Dr. Jingler loosened his tie. “So, tell me what you’ve been doing with yourself since you jumped into the Napa River?”

“Well, I’m dealing records for a friend of mine. Not a bad living. Playing the horses here and there. And I’ve got a place up the hill in a little barrio my father built back in the fifties.”

“Isla Escondida?”

“That’s it.”

“Been there many times,” he said. “But not since the poinsettia days. What’s on your mind anyway? Your message said urgent.”

“Well I’m glad you asked.” I finished my beer and gestured Soo for one more.

“Tell me what it is.”

“You’ve heard about the missing Tijuana prostitutes?”

“I’ve seen the stories.”

“For a long time I thought I knew who the killer was. I thought it was my horseracing buddy, Shelly,” and here I outlined his terrible childhood, hypochondriasis, necro fantasies, claim of multiple personalities, lack of official identity, the scorch marks on his truck, his deep and unannounced excursions into Tijuana, the scrapbook, the cage in his garage, and his fond assertion that the serial killer is the last anyone ever suspects in the neighborhood.

“Most recreational killers are not recreational gamblers,” he observed. “You can only have so much fun.”

“Well, they’re all different, aren’t they?” I said. “I mean you can profile them, but one is an idiot, another like Bundy has an abnormally high IQ, some like Edmund Kemper are funny, some have normal upbringings, hold down regular jobs, are churchgoers, some are married and have children.”

“Are you going somewhere with this, Eddie?”

“It’s just that, well, I’ve been going down to Tijuana on a regular basis myself, to visit the brothels, you know, because of my trouble with women and all that stuff you already know about.”

He only stared at me, his tankard suspended. “What are you saying?”

“It’s just funny that I don’t remember much afterward and I always go to church.”

“Are you saying you think you might be involved in some way with these missing prostitutes?”

“Well, um, possibly, yes.”

“Do you have any specific recollections?”

“I remember names, places.”

“Do you have any proof of malice?”

“None,” I replied.

“And do you feel imperiled or in any way at risk?”

“Always. But here’s the part that bothers me the most. When I decided to drive down to the incinerator at La Zona Basura to have a look at it, I had no problem finding it.”

“It’s a rather obvious structure, billowing smoke and hundreds of feet tall, yes?”

“But I knew right where it was, as if I’d been there before.”

“Hmmm.”

“And Shelly seems to think I’m the killer because of course I’m the one who was court-mandated to a psychiatric hospital and tagged a sexual predator.”

He knuckled his forehead for a time and said, “It seems unlikely that you’d off prostitutes and throw them into a furnace without any recollection of it. I fear that you’re falling back into old patterns of figment and fancy.”

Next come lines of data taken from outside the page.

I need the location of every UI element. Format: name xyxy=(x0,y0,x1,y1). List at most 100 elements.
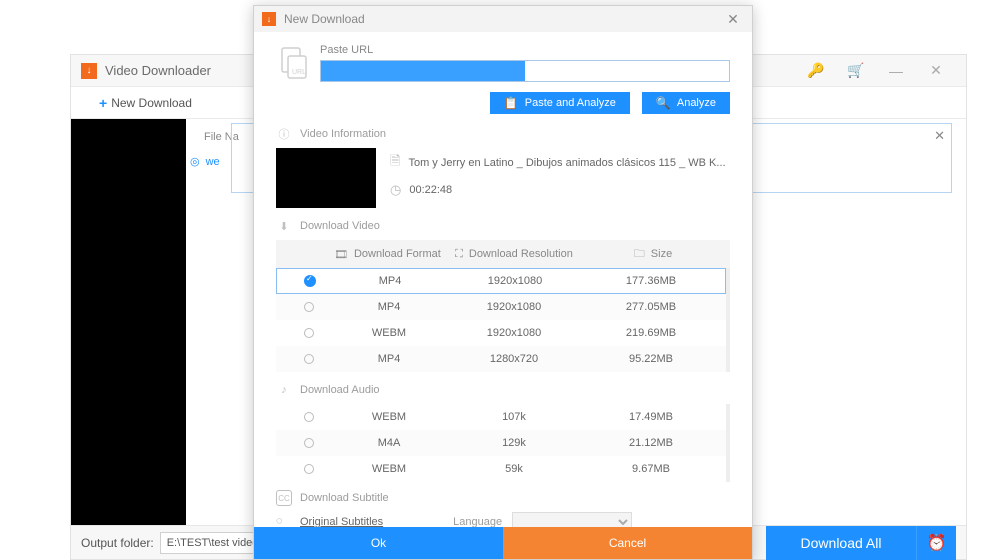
ok-button[interactable]: Ok xyxy=(254,527,503,559)
download-audio-label: Download Audio xyxy=(300,384,380,396)
original-subtitles-link[interactable]: Original Subtitles xyxy=(300,516,383,527)
dialog-title: New Download xyxy=(284,12,722,26)
video-format-table[interactable]: MP41920x1080177.36MBMP41920x1080277.05MB… xyxy=(276,268,730,372)
col-format: Download Format xyxy=(354,248,441,260)
camera-icon: ◎ xyxy=(190,155,200,168)
size-cell: 95.22MB xyxy=(584,353,718,365)
download-video-label: Download Video xyxy=(300,220,380,232)
video-title: Tom y Jerry en Latino _ Dibujos animados… xyxy=(408,157,725,169)
format-cell: MP4 xyxy=(335,275,445,287)
subtitle-row: ◌ Original Subtitles Language xyxy=(276,512,730,527)
analyze-button[interactable]: 🔍 Analyze xyxy=(642,92,730,114)
format-row[interactable]: MP41920x1080177.36MB xyxy=(276,268,726,294)
download-subtitle-label: Download Subtitle xyxy=(300,492,389,504)
paste-and-analyze-label: Paste and Analyze xyxy=(525,97,616,109)
dialog-titlebar: ↓ New Download ✕ xyxy=(254,6,752,32)
format-row[interactable]: WEBM107k17.49MB xyxy=(276,404,726,430)
video-information-header: ⓘ Video Information xyxy=(276,126,730,142)
radio-icon[interactable] xyxy=(304,464,314,474)
loading-spinner-icon: ◌ xyxy=(276,515,290,527)
radio-icon[interactable] xyxy=(304,328,314,338)
film-icon: 🎞 xyxy=(334,248,348,261)
dialog-close-icon[interactable]: ✕ xyxy=(722,11,744,28)
resolution-cell: 1920x1080 xyxy=(444,327,584,339)
download-subtitle-header: CC Download Subtitle xyxy=(276,490,730,506)
scrollbar-thumb[interactable] xyxy=(726,268,730,308)
app-logo-icon: ↓ xyxy=(81,63,97,79)
resolution-cell: 107k xyxy=(444,411,584,423)
clipboard-search-icon: 📋 xyxy=(504,96,519,110)
radio-icon[interactable] xyxy=(304,302,314,312)
size-cell: 219.69MB xyxy=(584,327,718,339)
format-cell: WEBM xyxy=(334,327,444,339)
info-icon: ⓘ xyxy=(276,126,292,142)
video-thumbnail-strip xyxy=(71,119,186,525)
output-folder-label: Output folder: xyxy=(81,536,154,550)
paste-url-row: URL Paste URL ████████████████████████ 📋… xyxy=(276,44,730,120)
radio-icon[interactable] xyxy=(304,412,314,422)
cancel-button[interactable]: Cancel xyxy=(503,527,752,559)
schedule-icon[interactable]: ⏰ xyxy=(916,526,956,560)
cc-icon: CC xyxy=(276,490,292,506)
new-download-button[interactable]: New Download xyxy=(111,96,192,110)
resolution-cell: 1920x1080 xyxy=(444,301,584,313)
resolution-cell: 1920x1080 xyxy=(445,275,585,287)
size-cell: 177.36MB xyxy=(585,275,717,287)
info-frame-close-icon[interactable]: ✕ xyxy=(934,128,945,144)
download-all-button[interactable]: Download All xyxy=(766,526,916,560)
music-note-icon: ♪ xyxy=(276,382,292,398)
video-info: 🗎 Tom y Jerry en Latino _ Dibujos animad… xyxy=(276,148,730,208)
video-info-thumbnail xyxy=(276,148,376,208)
language-select[interactable] xyxy=(512,512,632,527)
close-button[interactable]: ✕ xyxy=(916,62,956,79)
analyze-label: Analyze xyxy=(677,97,716,109)
radio-icon[interactable] xyxy=(304,354,314,364)
clock-icon: ◷ xyxy=(390,182,401,198)
col-size: Size xyxy=(651,248,672,260)
new-download-dialog: ↓ New Download ✕ URL Paste URL █████████… xyxy=(253,5,753,560)
scrollbar-thumb[interactable] xyxy=(726,404,730,440)
col-resolution: Download Resolution xyxy=(469,248,573,260)
video-information-label: Video Information xyxy=(300,128,386,140)
svg-text:URL: URL xyxy=(292,69,306,76)
size-cell: 9.67MB xyxy=(584,463,718,475)
format-cell: M4A xyxy=(334,437,444,449)
key-icon[interactable]: 🔑 xyxy=(796,62,836,79)
size-icon: 🗀 xyxy=(634,245,645,264)
document-icon: 🗎 xyxy=(390,152,400,174)
size-cell: 277.05MB xyxy=(584,301,718,313)
size-cell: 17.49MB xyxy=(584,411,718,423)
format-cell: MP4 xyxy=(334,301,444,313)
dialog-logo-icon: ↓ xyxy=(262,12,276,26)
dialog-body: URL Paste URL ████████████████████████ 📋… xyxy=(254,32,752,527)
resolution-cell: 129k xyxy=(444,437,584,449)
dialog-footer: Ok Cancel xyxy=(254,527,752,559)
minimize-button[interactable]: — xyxy=(876,63,916,79)
format-row[interactable]: MP41920x1080277.05MB xyxy=(276,294,726,320)
video-duration: 00:22:48 xyxy=(409,184,452,196)
video-format-table-header: 🎞 Download Format ⛶ Download Resolution 🗀 S… xyxy=(276,240,730,268)
cart-icon[interactable]: 🛒 xyxy=(836,62,876,79)
download-video-icon: ⬇ xyxy=(276,218,292,234)
format-cell: MP4 xyxy=(334,353,444,365)
format-cell: WEBM xyxy=(334,463,444,475)
size-cell: 21.12MB xyxy=(584,437,718,449)
format-row[interactable]: M4A129k21.12MB xyxy=(276,430,726,456)
format-row[interactable]: WEBM59k9.67MB xyxy=(276,456,726,482)
format-row[interactable]: MP41280x72095.22MB xyxy=(276,346,726,372)
resolution-cell: 59k xyxy=(444,463,584,475)
resolution-cell: 1280x720 xyxy=(444,353,584,365)
radio-icon[interactable] xyxy=(304,438,314,448)
search-icon: 🔍 xyxy=(656,96,671,110)
we-label: we xyxy=(206,156,220,168)
resolution-icon: ⛶ xyxy=(455,248,463,261)
plus-icon: + xyxy=(99,95,107,111)
audio-format-table[interactable]: WEBM107k17.49MBM4A129k21.12MBWEBM59k9.67… xyxy=(276,404,730,482)
url-input[interactable]: ████████████████████████ xyxy=(320,60,730,82)
paste-and-analyze-button[interactable]: 📋 Paste and Analyze xyxy=(490,92,630,114)
paste-url-label: Paste URL xyxy=(320,44,730,56)
format-row[interactable]: WEBM1920x1080219.69MB xyxy=(276,320,726,346)
download-video-header: ⬇ Download Video xyxy=(276,218,730,234)
language-label: Language xyxy=(453,516,502,527)
radio-icon[interactable] xyxy=(304,275,316,287)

“Let me buy you another one,” I said.

The schooners came. He did not touch his, only kneaded his forehead. “But if you have any real doubts,” he said after a good minute of head rubbing. “Test it empirically. Just go down to Tijuana as you usually do and try to find some of these young ladies you’ve been with. If you can locate enough of them, that should put the matter to rest.”

“You’re a genius, Dr. Jingler,” I said.

“One day I hope to find my true calling,” he said.

34.Back to the Island

I DROVE TO TIJUANA THE NEXT DAY AND PEEKED IN AT A FEW OF THE old hangouts, but I was unable to track down any of my previous amantes. Of course, Tijuana is a heaving metropolis, fluid with ever-flowing international humanity, and so after getting a hotel room at the Santa Cruz (which turned out to be gay!) I decided I had no choice but to apply Jingler’s test directly. After a late leisurely breakfast I cruised about until I found a cluster of floozies in short skirts out in front of the Miramar Hotel.